Seen in a Veteran's Memorial park, Merrill Wisconsin.
It is of course an artillery piece, but what an odd one. Huge springs! Let's look for additional clues. Here's a view that shows more, although with light that is less good.
These read: 7 inch No. 48 Wt. 1689 lbs. JPF Insp. Watervliet Arsenal 1900. Elsewhere on the gun it says Model 1892 Bethlehem Steel. Although that might be the gun carriage, not the gun proper. Finally, there is a bronze bit that has stamped on it: No. 48 Model of 1895 Watertown Arsenal. I'm a bit confused now. So what is this critter?
To start things off, Watertown Arsenal and Watervliet Arsenal are not the same outfit.

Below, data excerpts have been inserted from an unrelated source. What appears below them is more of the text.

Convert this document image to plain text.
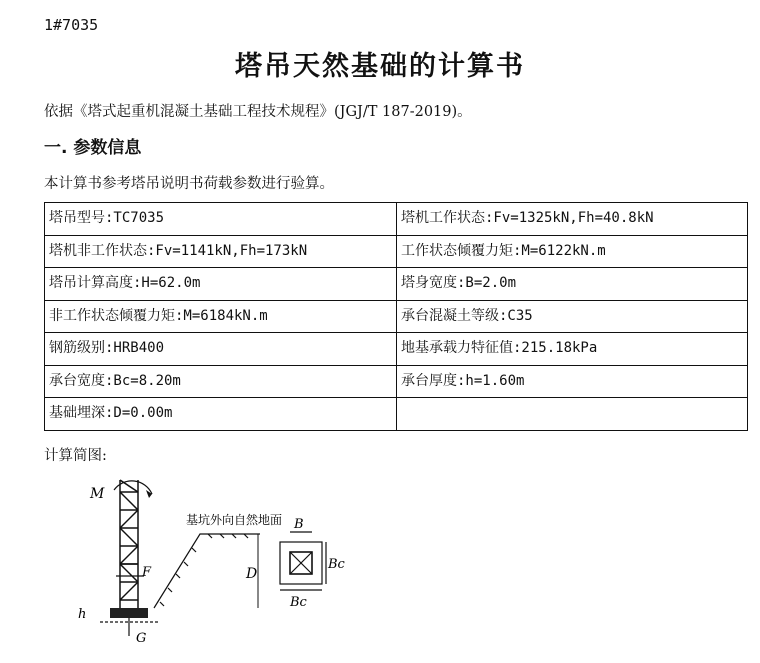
1#7035
塔吊天然基础的计算书
依据《塔式起重机混凝土基础工程技术规程》(JGJ/T 187-2019)。
一. 参数信息
本计算书参考塔吊说明书荷载参数进行验算。
塔吊型号:TC7035	塔机工作状态:Fv=1325kN,Fh=40.8kN
塔机非工作状态:Fv=1141kN,Fh=173kN	工作状态倾覆力矩:M=6122kN.m
塔吊计算高度:H=62.0m	塔身宽度:B=2.0m
非工作状态倾覆力矩:M=6184kN.m	承台混凝土等级:C35
钢筋级别:HRB400	地基承载力特征值:215.18kPa
承台宽度:Bc=8.20m	承台厚度:h=1.60m
基础埋深:D=0.00m	
计算简图:
M
F
h
G
基坑外向自然地面
D
B
Bc
Bc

The former mostly made gun carriages. The latter made the guns, and as in this case, the howitzers. Howitzers are short, stubby, larger caliber weapons designed to fire shorter distances and at very high angles.

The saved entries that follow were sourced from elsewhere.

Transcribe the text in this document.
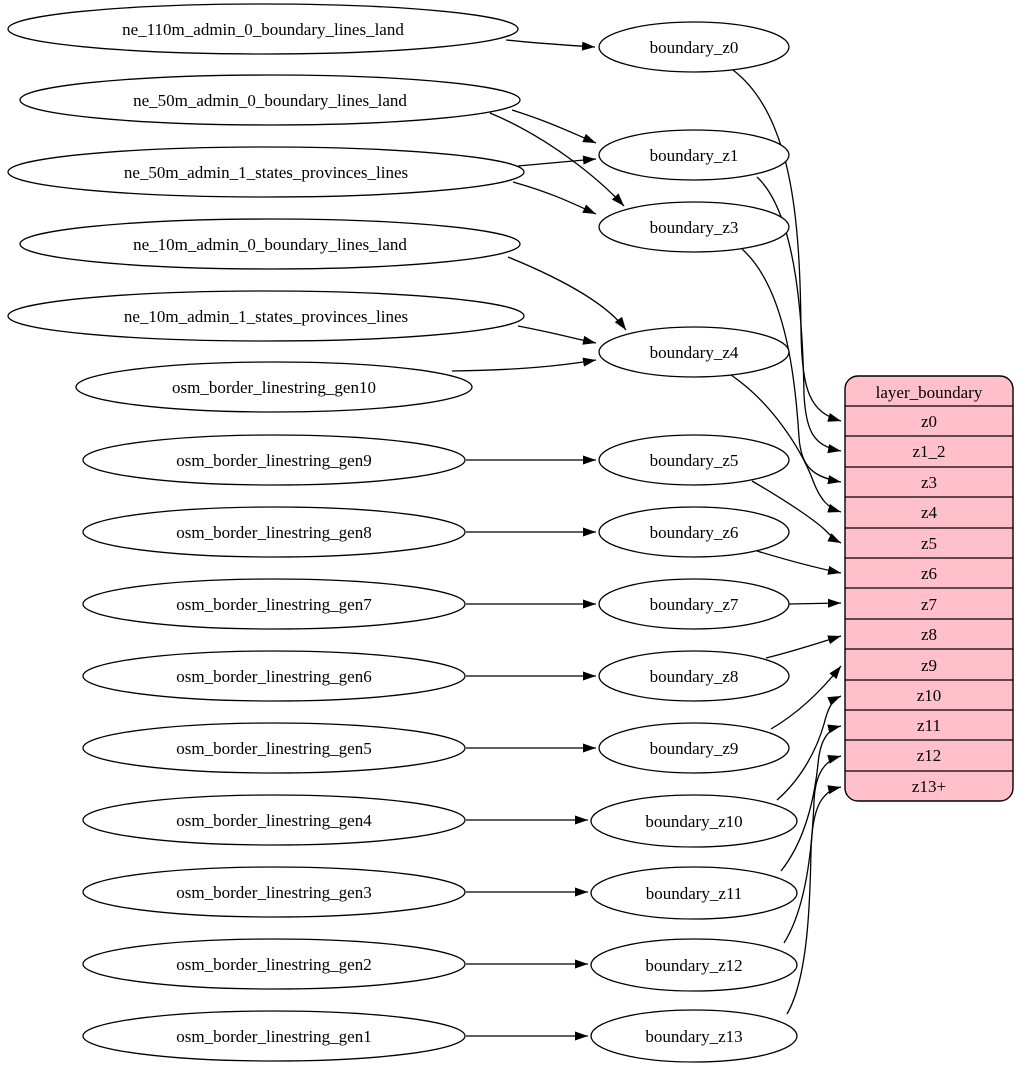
ne_110m_admin_0_boundary_lines_land
ne_50m_admin_0_boundary_lines_land
ne_50m_admin_1_states_provinces_lines
ne_10m_admin_0_boundary_lines_land
ne_10m_admin_1_states_provinces_lines
osm_border_linestring_gen10
osm_border_linestring_gen9
osm_border_linestring_gen8
osm_border_linestring_gen7
osm_border_linestring_gen6
osm_border_linestring_gen5
osm_border_linestring_gen4
osm_border_linestring_gen3
osm_border_linestring_gen2
osm_border_linestring_gen1
boundary_z0
boundary_z1
boundary_z3
boundary_z4
boundary_z5
boundary_z6
boundary_z7
boundary_z8
boundary_z9
boundary_z10
boundary_z11
boundary_z12
boundary_z13
layer_boundary
z0
z1_2
z3
z4
z5
z6
z7
z8
z9
z10
z11
z12
z13+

So far so good. But this is a very odd bit of artillery. Most of what you see in assorted war memorials are either WWII surplus stuff or captured items from I or II. This is neither.
It appears to be an item of obsolete coastal artillery. That's a much less common variety of monument, but you can see how they'd get surplused. I've run into one or two in my travels. But nothing like this critter.
Even without the dated plaques it has to be 1890's tech. Earlier artillery pieces would usually have wheels and/or some means to solidly dig into the ground or be welded to the deck of a ship. Every time you fired it the recoil would move the gun and you'd have to reposition it. In 1897 that all changed, when the French unveiled their 75mm cannon with hydraulic recoil dampening. This was the model for all artillery for the next hundred years.
Before that there must have been assorted experiments with springs and similar gadgetry. I've nosed about here and there in sources and can find nothing specific on this "thing", perhaps the internet will toss me an answer.
Was this some low production run experiment? Some boondoggle project right around the Spanish American War when somebody in the War Office bought the fantasy that the Spanish fleet might sail into Boston harbor some day? Who knows.